Tortorici (Me): dipendenti a rischio disposti a rinunciare a qualche mensilità

Per salvare il loro posto di lavoro sono disposti a rinunciare agli arretrati contrattuali che gli spettano. Una decisione sicuramente sofferta quella dei dipendenti comunali di Tortorici che si sono riuniti in assemblea nei giorni scorsi per discutere della delicata questione dei loro posti di lavoro.

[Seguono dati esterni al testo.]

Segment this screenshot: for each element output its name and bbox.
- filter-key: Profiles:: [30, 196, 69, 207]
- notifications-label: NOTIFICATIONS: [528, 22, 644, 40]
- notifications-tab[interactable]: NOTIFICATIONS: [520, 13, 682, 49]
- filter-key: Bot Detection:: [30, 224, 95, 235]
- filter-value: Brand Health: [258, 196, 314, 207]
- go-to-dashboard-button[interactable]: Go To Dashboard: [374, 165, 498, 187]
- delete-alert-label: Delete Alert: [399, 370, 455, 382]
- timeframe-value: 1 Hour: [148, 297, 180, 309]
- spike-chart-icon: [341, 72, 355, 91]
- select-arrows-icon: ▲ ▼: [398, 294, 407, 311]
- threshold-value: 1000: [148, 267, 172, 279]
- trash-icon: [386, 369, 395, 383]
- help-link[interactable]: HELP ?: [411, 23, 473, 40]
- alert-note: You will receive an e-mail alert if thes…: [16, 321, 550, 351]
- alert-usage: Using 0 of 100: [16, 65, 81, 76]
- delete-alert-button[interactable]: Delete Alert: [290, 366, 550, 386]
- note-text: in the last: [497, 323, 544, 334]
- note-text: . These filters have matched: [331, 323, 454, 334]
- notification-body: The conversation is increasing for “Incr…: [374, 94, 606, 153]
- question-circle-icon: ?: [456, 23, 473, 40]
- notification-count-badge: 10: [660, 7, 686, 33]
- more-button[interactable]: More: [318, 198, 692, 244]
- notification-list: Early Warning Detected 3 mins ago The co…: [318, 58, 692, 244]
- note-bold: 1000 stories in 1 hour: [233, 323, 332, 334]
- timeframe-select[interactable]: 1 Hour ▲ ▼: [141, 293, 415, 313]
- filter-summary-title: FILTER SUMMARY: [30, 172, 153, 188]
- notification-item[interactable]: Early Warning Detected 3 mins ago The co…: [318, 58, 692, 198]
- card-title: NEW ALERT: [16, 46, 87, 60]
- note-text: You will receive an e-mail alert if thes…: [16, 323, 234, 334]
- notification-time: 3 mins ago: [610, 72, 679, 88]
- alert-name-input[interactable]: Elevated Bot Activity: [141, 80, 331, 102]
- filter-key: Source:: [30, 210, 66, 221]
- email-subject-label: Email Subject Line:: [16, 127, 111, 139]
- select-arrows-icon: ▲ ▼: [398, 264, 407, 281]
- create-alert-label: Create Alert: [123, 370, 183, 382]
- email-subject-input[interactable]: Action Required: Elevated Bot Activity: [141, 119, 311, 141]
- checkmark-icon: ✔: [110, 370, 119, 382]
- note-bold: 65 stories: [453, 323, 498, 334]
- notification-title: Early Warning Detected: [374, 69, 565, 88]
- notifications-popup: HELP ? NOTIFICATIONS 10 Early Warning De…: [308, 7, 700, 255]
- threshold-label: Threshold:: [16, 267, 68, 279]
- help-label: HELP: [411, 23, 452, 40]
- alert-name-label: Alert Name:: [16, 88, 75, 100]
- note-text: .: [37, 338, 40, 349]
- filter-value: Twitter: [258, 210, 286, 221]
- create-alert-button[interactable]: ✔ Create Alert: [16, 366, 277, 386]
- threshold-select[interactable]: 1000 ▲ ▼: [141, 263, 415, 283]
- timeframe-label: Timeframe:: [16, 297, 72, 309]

L’amministrazione ha ricorso al prestito del fondo di rotazione di 415 mila euro e per questo dovrà ridurre la pianta organica a 47 dipendenti. In più, altri 26 posti dovrebbero essere soppressi in pianta organica. Adesso i lavoratori, riunitisi in un’assemblea convocata dalle rappresentanze sindacali unitarie alla presenza delle segreterie provinciali delle funzioni pubbliche di Cgil, Cisl e Uil, chiedono all’amministrazione di rimodulare il piano di riequilibrio finanziario decennale entro il termine perentorio del 19 ottobre e rinunciare all’accesso del fondo di rotazione restituendo il prestito di 415 mila euro.

A rischiare il licenziamento, dunque, sono 26 lavoratori di ruolo. Invece, per 61 precari che da anni sono in servizio presso il Comune di Tortorici, si chiude ogni ipotesi di stabilizzazione e di continuazione lavorativa. I lavoratori che si sono riuniti in un’assemblea convocata dalle rappresentanze sindacali unitarie alla presenza delle segreterie provinciali delle funzioni pubbliche di Cgil, Cisl e Uil, hanno manifestato contrarietà a questa ipotesi. “E’ richiesto un sacrificio pesantissimo in termini di costi sociali che i cittadini di Tortorici – si legge in un documento unitario inviato al sindaco di Tortorici, alla Giunta, all’intero consiglio comunale e al segretario – non possono sopportare. Oltre il danno la beffa. Questo il grido di dolore dei lavoratori comunali di Tortorici”.

Con il licenziamento dei lavoratori si preannuncia una situazione preoccupante non solo per chi rischia di perdere il proprio posto, ma anche per tutti gli utenti che avranno più difficoltà a fruire dei servizi gestiti in autonomia dall’amministrazione comunale. La perdita di quasi 100 posti di lavoro, prosegue la lettera, “comporterà gravi ripercussioni alle famiglie dei lavoratori e all’economia cittadina. Oltre al danno poi anche la beffa perché i cittadini da un lato pagheranno un ulteriore costo in termini di aumento dei tributi locali in ragione del Piano di risanamento finanziario decennale voluto dall’amministrazione e che adesso dovranno rinunciare anche ai servizi resi dai lavoratori”.

Dipendenti e sindacati si chiedono come il comune di Tortorici potrà garantire i servizi attualmente gestiti in autonomia, come gli acquedotti con circa 120 km di rete e 21 serbatoi idrici, la raccolta differenziata nel centro e nelle borgate, gli 80 km di fognature, la manutenzione di circa 100 km di strade, il trasporto alunni, nonché la manutenzione dei 14 edifici scolastici, dei tre impianti di depurazione delle acque reflue e i servizi cimiteriali, compresa l’illuminazione votiva, la cura e la manutenzione del verde pubblico e degli edifici comunali e tanti altri servizi.

“I lavoratori – si legge in una comunicazione protocollata al Comune di Tortorici – auspicano un atteggiamento di apertura da parte dell’amministrazione. In caso contrario i lavoratori e le organizzazioni sindacali assumeranno altre e, se necessarie, più incisive iniziative di lotta, in difesa del loro posto di lavoro”.